SEXY! Post more pics! I'd love to see how different it looks when its styled differently. The color looks amazing on you!


----------



## stacey (Jan 31, 2006)

that was supposed to be a mohawk but it fell down at the end of the day 
	

	
	
		
		

		
		
	


	




 i think it was because i didn't put enough in my roots to make it stand. next time though.


----------



## litlaur (Jan 31, 2006)

I can't wait to see the pictures 
	

	
	
		
		

		
		
	


	




 You look so different! I love the color too.

What did you use to style it? You might need something stiffer. Got2B supposedly works really well. So well that you can't wash it out with regular shampoo. That's why I've never used it.


----------



## stacey (Jan 31, 2006)

I used Got2Be glue but I got something else. I think the reason why my hair didn't stand up straight with the glue was becuase i didn't put much (or hardly any) glue in the roots/base.


----------



## Glamgirlie (Feb 1, 2006)

I really like it, it suits you! <3


----------



## user4 (Feb 1, 2006)

nice.... and i LOVE the makeup!!!!


----------



## Pink_minx (Feb 1, 2006)

your hair actually looks awsome & very pretty too!


----------



## user3 (Feb 3, 2006)

Of course it's cute! 
	

	
	
		
		

		
		
	


	




 you could never look bad!


----------



## JJones (Feb 3, 2006)

-


----------



## stacey (Feb 4, 2006)

Heres a cut off picture of my hair today.


----------



## litlaur (Feb 4, 2006)

HOT!!! What did you use?


----------



## stacey (Feb 6, 2006)

Garnier Frustis Style XXL Volume Weightless Gel - All Day Volume - Strong


----------



## poddygirl (Feb 11, 2006)

Wicked!

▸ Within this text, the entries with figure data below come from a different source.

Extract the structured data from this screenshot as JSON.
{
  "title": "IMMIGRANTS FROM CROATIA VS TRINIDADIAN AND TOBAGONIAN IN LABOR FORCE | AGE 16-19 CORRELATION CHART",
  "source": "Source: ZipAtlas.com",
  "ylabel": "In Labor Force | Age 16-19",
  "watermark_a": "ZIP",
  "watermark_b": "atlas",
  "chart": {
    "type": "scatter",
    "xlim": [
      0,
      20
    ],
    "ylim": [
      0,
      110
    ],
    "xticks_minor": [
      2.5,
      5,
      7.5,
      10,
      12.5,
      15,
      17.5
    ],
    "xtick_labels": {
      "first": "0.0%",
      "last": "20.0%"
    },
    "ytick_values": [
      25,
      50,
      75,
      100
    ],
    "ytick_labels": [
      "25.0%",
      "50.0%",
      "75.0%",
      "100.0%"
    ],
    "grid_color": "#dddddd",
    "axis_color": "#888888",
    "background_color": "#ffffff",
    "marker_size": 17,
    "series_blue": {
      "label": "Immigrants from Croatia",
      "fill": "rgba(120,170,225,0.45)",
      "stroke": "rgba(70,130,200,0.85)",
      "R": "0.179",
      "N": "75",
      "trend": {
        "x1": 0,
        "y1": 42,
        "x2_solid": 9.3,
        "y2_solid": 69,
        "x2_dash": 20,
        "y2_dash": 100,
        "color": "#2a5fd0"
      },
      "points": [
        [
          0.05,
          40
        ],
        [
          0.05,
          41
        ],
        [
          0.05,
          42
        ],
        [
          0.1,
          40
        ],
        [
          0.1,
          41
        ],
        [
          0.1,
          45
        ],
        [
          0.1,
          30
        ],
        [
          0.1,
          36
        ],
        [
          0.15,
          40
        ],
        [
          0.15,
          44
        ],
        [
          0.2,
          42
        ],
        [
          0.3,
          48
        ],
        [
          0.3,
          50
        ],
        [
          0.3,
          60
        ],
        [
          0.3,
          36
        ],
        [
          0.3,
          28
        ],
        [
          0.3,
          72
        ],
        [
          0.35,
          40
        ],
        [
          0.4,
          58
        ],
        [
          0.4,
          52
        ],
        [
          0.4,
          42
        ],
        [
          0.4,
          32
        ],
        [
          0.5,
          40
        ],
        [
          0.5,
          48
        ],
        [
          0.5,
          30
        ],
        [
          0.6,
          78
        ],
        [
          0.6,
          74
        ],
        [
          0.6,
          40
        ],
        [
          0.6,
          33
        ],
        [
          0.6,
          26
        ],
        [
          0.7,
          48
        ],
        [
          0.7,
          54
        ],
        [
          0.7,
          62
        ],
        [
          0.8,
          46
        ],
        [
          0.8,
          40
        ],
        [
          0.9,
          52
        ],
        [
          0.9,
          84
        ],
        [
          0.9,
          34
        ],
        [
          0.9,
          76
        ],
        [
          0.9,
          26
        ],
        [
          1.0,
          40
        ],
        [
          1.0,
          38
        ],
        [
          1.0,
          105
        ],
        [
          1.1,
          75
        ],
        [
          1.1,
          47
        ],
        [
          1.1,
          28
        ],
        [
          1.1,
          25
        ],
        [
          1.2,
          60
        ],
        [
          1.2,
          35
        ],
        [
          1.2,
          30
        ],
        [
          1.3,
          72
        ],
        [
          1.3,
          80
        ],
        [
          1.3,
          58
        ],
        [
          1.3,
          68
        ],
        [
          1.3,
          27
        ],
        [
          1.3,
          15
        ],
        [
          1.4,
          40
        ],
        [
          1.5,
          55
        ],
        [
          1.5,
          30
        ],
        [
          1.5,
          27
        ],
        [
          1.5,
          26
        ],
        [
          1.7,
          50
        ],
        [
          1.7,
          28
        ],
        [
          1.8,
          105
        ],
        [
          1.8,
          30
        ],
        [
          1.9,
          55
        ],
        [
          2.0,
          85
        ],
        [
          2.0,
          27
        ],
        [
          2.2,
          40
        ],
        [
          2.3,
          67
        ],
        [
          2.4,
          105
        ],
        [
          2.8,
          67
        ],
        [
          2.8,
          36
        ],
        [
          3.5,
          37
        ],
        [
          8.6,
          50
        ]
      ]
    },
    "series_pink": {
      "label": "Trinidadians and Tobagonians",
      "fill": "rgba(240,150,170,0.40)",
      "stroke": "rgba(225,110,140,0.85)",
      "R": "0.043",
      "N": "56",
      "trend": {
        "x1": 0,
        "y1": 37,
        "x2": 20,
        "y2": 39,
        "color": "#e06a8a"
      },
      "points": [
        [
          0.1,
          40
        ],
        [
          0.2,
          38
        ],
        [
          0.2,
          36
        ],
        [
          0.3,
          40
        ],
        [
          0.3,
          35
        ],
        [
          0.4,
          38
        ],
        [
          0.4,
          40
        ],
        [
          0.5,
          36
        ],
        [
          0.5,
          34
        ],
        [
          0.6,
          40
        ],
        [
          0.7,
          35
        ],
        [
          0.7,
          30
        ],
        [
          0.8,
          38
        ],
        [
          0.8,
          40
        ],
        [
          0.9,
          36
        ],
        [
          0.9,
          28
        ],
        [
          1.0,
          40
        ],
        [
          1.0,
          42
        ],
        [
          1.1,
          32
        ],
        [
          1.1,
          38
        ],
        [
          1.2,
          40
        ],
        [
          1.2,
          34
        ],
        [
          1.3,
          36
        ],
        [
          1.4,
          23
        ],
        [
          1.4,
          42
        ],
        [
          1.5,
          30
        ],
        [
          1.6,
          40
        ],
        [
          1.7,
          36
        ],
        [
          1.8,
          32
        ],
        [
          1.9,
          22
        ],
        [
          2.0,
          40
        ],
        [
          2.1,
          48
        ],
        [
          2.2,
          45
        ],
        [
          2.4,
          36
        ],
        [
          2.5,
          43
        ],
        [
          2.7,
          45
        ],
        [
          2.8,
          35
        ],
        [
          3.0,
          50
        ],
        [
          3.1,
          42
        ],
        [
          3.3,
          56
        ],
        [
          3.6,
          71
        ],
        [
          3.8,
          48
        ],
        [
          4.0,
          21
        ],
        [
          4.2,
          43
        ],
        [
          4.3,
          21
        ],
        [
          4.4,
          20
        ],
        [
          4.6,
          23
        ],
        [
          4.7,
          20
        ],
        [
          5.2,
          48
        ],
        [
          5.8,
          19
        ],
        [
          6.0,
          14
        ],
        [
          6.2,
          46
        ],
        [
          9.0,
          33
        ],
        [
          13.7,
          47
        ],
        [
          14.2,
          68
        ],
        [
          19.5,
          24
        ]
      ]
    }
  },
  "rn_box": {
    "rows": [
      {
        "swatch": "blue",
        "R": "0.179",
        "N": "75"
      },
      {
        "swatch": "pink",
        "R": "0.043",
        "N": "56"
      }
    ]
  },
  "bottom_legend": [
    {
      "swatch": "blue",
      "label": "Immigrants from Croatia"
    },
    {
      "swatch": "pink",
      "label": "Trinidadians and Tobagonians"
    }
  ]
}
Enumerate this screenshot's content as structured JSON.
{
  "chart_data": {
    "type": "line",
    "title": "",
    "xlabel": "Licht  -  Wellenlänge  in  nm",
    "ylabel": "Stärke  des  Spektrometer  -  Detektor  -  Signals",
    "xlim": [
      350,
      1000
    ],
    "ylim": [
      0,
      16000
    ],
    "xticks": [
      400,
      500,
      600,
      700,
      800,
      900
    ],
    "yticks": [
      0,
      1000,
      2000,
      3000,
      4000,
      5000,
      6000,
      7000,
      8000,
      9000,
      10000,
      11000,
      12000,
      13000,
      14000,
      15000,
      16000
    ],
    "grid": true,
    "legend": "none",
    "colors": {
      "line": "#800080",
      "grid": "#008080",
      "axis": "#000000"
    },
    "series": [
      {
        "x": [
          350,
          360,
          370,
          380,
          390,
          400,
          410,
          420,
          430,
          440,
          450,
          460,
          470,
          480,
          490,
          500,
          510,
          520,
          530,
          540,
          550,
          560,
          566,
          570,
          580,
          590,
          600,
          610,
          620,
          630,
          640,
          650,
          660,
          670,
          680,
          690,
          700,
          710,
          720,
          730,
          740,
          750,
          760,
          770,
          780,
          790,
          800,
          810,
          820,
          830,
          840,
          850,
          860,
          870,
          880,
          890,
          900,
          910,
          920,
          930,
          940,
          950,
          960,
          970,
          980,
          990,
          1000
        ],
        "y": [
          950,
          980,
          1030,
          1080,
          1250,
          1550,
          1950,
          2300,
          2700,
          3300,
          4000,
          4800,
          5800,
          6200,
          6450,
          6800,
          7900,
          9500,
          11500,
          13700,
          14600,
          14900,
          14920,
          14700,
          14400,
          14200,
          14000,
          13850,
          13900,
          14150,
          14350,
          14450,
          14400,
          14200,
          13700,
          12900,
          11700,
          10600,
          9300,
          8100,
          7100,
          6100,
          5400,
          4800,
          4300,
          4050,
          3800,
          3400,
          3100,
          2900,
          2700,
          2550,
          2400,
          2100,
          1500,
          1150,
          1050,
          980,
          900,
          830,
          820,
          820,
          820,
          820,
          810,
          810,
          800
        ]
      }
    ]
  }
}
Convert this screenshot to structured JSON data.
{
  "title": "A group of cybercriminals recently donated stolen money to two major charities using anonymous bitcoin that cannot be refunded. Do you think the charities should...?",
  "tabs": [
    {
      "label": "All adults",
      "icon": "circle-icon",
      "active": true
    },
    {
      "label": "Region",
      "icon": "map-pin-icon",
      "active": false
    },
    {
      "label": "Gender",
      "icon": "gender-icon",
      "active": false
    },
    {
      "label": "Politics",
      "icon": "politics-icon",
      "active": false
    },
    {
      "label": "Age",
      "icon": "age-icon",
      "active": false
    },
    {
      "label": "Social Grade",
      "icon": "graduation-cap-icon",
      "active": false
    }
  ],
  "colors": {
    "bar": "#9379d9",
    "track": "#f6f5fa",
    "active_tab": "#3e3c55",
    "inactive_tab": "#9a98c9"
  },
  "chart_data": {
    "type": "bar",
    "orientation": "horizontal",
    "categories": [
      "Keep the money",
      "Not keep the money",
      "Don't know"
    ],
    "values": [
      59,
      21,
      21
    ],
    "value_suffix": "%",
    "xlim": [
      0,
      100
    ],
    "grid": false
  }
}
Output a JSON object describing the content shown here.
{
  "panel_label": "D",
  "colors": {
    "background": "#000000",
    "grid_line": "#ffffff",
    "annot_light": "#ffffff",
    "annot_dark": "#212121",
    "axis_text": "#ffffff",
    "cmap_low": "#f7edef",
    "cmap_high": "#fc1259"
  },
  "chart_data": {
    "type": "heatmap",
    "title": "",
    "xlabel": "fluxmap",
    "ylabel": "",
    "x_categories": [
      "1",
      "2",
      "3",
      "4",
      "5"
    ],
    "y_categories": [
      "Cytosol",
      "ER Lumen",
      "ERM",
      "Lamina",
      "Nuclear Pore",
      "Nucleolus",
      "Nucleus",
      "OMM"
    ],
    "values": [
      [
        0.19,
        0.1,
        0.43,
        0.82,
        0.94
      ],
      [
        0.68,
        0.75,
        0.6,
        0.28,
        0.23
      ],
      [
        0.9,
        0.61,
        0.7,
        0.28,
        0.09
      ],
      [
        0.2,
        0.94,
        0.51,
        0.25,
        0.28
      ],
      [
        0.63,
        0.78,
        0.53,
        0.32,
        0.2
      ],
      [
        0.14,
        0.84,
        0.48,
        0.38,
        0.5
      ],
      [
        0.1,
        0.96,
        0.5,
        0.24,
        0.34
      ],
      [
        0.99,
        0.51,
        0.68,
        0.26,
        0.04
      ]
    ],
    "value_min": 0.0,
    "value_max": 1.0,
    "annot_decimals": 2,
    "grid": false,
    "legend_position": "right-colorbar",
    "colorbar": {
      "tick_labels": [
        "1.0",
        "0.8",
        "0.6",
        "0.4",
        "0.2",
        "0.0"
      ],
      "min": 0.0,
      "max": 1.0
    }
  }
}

Really accentuates your eyes.


----------



## so_siqqq (Feb 11, 2006)

The pomp looks really good  . Though I would use a pomade instead of gel so that it looks softer.


----------



## User34 (Feb 11, 2006)

very cute and trendy . I wish I could do somthing like that with my hair.
The first pic ur makeup looks real good.


----------



## kaliraksha (Feb 15, 2006)

sexy hair =)


----------



## stacey (Feb 20, 2006)

And finally the 'hawk! 
	

	
	
		
		

		
		
	


	














I posted these in the Member FOTD's section but more appropriate for the "Hair Salon".


----------



## fireatwill (Mar 7, 2006)

It looks so good!


----------